Der frühere Limburger Bischof Franz-Peter Tebartz-van Elst hat zwei Tage nach seinem vom Papst erzwungenen Rücktritt Fehler eingeräumt und um Vergebung gebeten. "Mit dem Wissen von heute erkenne ich, dass ich Fehler gemacht habe. Auch wenn sie niemals aus Absicht entstanden, haben sie Vertrauen zerstört", heißt es in einer Erklärung, die der Nachrichtenagentur dpa vorliegt.  

Der 54-Jährige hatte am Vormittag in Rom ein kurzes Treffen mit Papst Franziskus – zwei Tage, nachdem dieser Tebartz-van Elsts Amtsverzicht akzeptiert hatte. In dieser Entscheidung sehe er die Chance für einen Neubeginn, für das Bistum Limburg und auch für sich selbst, heißt es weiter in der Erklärung.
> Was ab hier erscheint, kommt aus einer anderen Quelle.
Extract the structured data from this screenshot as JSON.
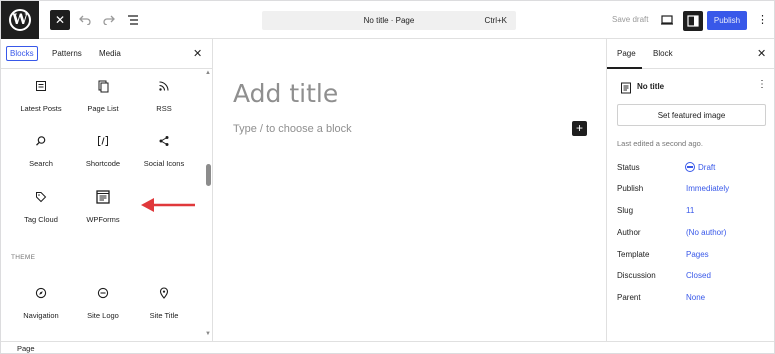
{
  "topbar": {
    "command_bar": "No title · Page",
    "command_shortcut": "Ctrl+K",
    "save_draft": "Save draft",
    "publish": "Publish"
  },
  "inserter": {
    "tabs": [
      "Blocks",
      "Patterns",
      "Media"
    ],
    "blocks": [
      {
        "label": "Latest Posts",
        "icon": "latest-posts-icon"
      },
      {
        "label": "Page List",
        "icon": "page-list-icon"
      },
      {
        "label": "RSS",
        "icon": "rss-icon"
      },
      {
        "label": "Search",
        "icon": "search-icon"
      },
      {
        "label": "Shortcode",
        "icon": "shortcode-icon"
      },
      {
        "label": "Social Icons",
        "icon": "share-icon"
      },
      {
        "label": "Tag Cloud",
        "icon": "tag-icon"
      },
      {
        "label": "WPForms",
        "icon": "wpforms-icon"
      }
    ],
    "theme_heading": "THEME",
    "theme_blocks": [
      {
        "label": "Navigation",
        "icon": "compass-icon"
      },
      {
        "label": "Site Logo",
        "icon": "site-logo-icon"
      },
      {
        "label": "Site Title",
        "icon": "map-pin-icon"
      }
    ]
  },
  "canvas": {
    "title_placeholder": "Add title",
    "block_placeholder": "Type / to choose a block"
  },
  "sidebar": {
    "tabs": [
      "Page",
      "Block"
    ],
    "doc_title": "No title",
    "featured_image": "Set featured image",
    "last_edited": "Last edited a second ago.",
    "rows": [
      {
        "label": "Status",
        "value": "Draft"
      },
      {
        "label": "Publish",
        "value": "Immediately"
      },
      {
        "label": "Slug",
        "value": "11"
      },
      {
        "label": "Author",
        "value": "(No author)"
      },
      {
        "label": "Template",
        "value": "Pages"
      },
      {
        "label": "Discussion",
        "value": "Closed"
      },
      {
        "label": "Parent",
        "value": "None"
      }
    ]
  },
  "footer": {
    "breadcrumb": "Page"
  },
  "colors": {
    "accent": "#3858e9",
    "dark": "#1e1e1e",
    "arrow": "#e0383b"
  }
}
Erst gestern widersprach Tebartz-van Elst Vorwürfen, die in einem kirchlichen Prüfbericht gegen ihn erhoben wurden. Teile des Berichts zu den exorbitanten Kosten der Sanierung des Bischofssitzes seien nicht wahr, sagte er in einer Stellungnahme. Darin schiebt der 54-Jährige einen wesentlichen Teil der Verantwortung für die Kostensteigerung seinem Generalvikar Franz Kasper zu. Er selbst sei weder Finanz- noch Baufachmann, verteidigte sich Tebartz-van Elst.  
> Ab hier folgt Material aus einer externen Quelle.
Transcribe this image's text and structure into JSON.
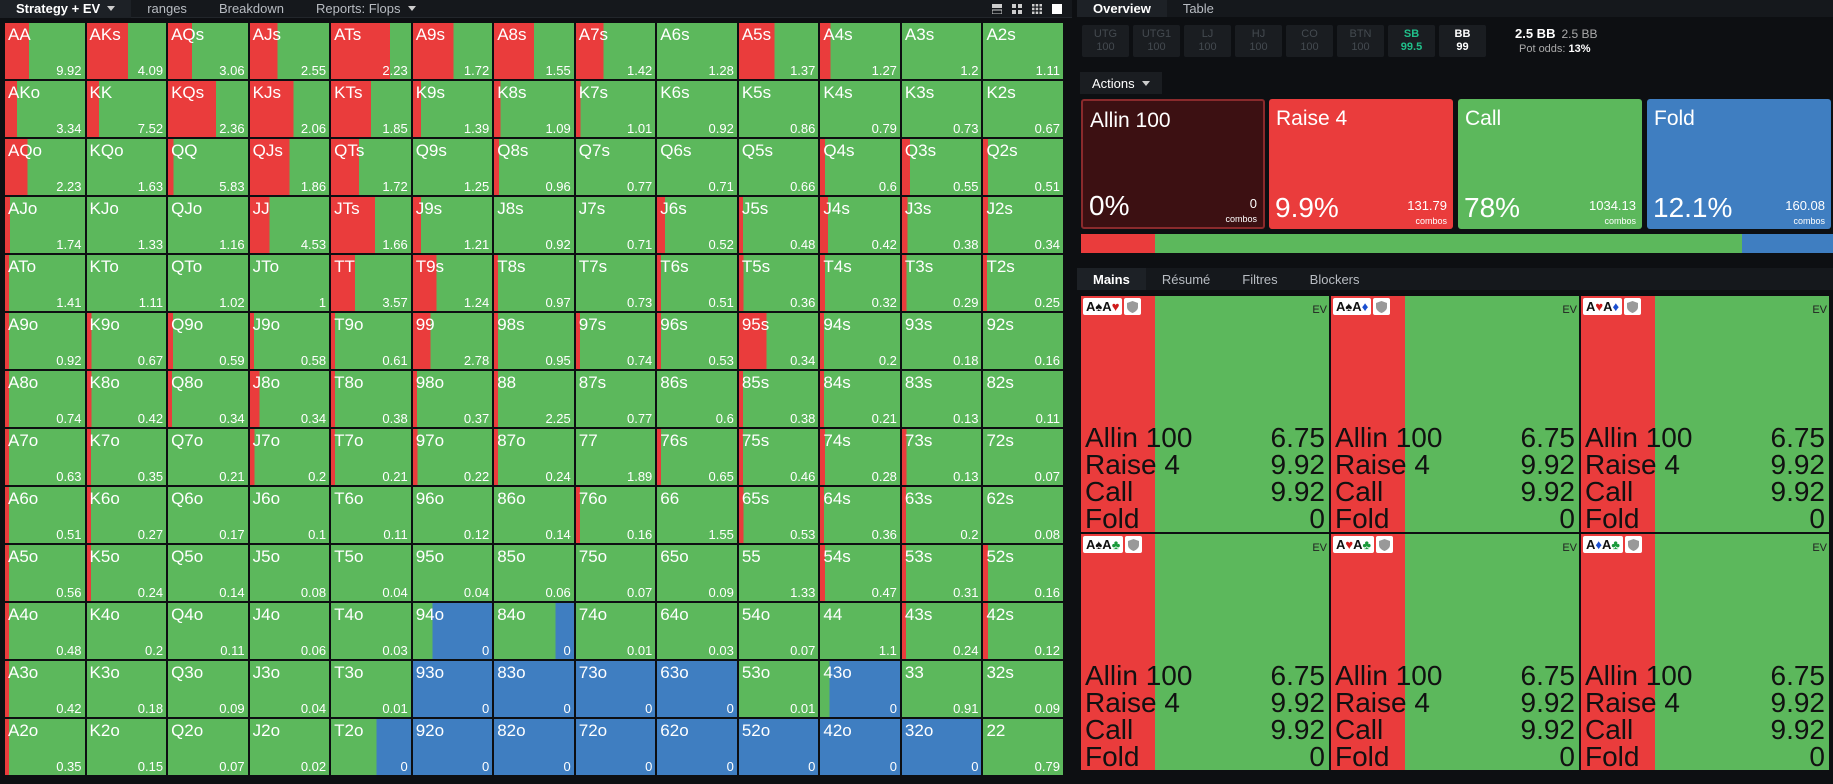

Der Papst hatte am Mittwoch bekannt gegeben, dass er das Angebot des Bischofs zum Amtsverzicht vom Oktober 2013 annimmt. Als Grund nannte er die durch den Baukostenskandal entstandene Situation im Bistum Limburg. Ein Nachfolger ist noch nicht benannt. Derzeit verwaltet der 74-jährige Paderborner Weihbischof Manfred Grothe das Bistum im Auftrag des Papstes.